Plusieurs fois accusée par la presse et par les actionnaires de Google d’avoir caché des actes de harcèlement sexuel, Alphabet décide enfin d’ouvrir une enquête interne sur le sujet. CNBC rapporte que le conseil d’administration d’Alphabet veut comprendre ce qu’il se passe réellement en interne.

Les employés de Google se plaignent depuis longtemps

En 2017, les dirigeants d’Alphabet découvraient dans un article de The Information que David Drummond, directeur juridique de la maison mère de Google, avait eu une relation extraconjugale avec une employée du groupe. Aux États-Unis les relations entre un manager et son employé sont très mal perçues. Depuis plusieurs années déjà, les employés de Google accusent le groupe de ne pas prendre assez de mesure pour lutter contre le harcèlement sexuel en interne. Difficile de comprendre pourquoi une entreprise comme Google a attendu autant de temps pour prendre de telles mesures.

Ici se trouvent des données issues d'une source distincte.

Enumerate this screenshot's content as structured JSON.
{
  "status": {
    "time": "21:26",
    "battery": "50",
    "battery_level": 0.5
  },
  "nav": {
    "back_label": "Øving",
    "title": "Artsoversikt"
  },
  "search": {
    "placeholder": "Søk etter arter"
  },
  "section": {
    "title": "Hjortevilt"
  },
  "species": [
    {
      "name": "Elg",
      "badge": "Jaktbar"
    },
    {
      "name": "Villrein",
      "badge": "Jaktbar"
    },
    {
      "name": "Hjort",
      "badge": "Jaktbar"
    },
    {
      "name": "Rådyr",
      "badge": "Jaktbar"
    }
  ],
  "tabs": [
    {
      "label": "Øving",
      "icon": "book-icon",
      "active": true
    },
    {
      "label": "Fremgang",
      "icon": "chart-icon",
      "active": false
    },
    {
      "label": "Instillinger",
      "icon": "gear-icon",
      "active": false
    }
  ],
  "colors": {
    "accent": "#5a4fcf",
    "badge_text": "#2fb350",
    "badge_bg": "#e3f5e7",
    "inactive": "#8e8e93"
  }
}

Une ancienne ingénieure de Google a annoncé sur Twitter en 2015 qu’elle était depuis longtemps harcelée sexuellement par la direction de Google et que malgré ses plaintes, le groupe ne faisait rien et soutenait même les auteurs de harcèlement. On se souvient qu’en novembre 2018, de Singapour à Londres ainsi qu’au siège social du groupe en Californie, des milliers d’employés de Google avaient demandé un arrêt de travail pour dénoncer la gestion du harcèlement sexuel au sein de l’entreprise.

Le harcèlement sexuel serait “répandu” chez Google

On se souvient aussi d’Andy Rubin, créateur d’Android. L’homme avait quitté la société après qu’une enquête interne ait déterminé qu’il avait (lui aussi) eu une relation “inappropriée” avec une subordonnée. Malgré les accusations portées à son encontre, Andy Rubin avait été payé par Google pour quitter l’entreprise. L’homme a reçu 90 millions de dollars (81 millions d’euros) pour s’en aller.

CNBC rapporte que : “le conseil d’administration a formé un sous-comité indépendant chargé de cette enquête et contracté un cabinet juridique pour l’assister et contacter les victimes présumées de ces harcèlements, d’après des documents que nous avons consulté”. Alphabet veut clairement éviter de devoir revivre ce genre de situation embarrassante et comprendre si d’autres actes de harcèlement sexuel ont actuellement lieu en interne.

Une pratique visiblement répandue dans le groupe : l’ancien vice-président de la recherche Amit Singhal a également reçu une somme pour quitter l’entreprise (15 millions de dollars, soit 13,5 millions d’euros) alors qu’il était accusé de harcèlement sexuel. Ces versements étaient approuvés par le Comité de développement de Google… Alphabet veut que cela change.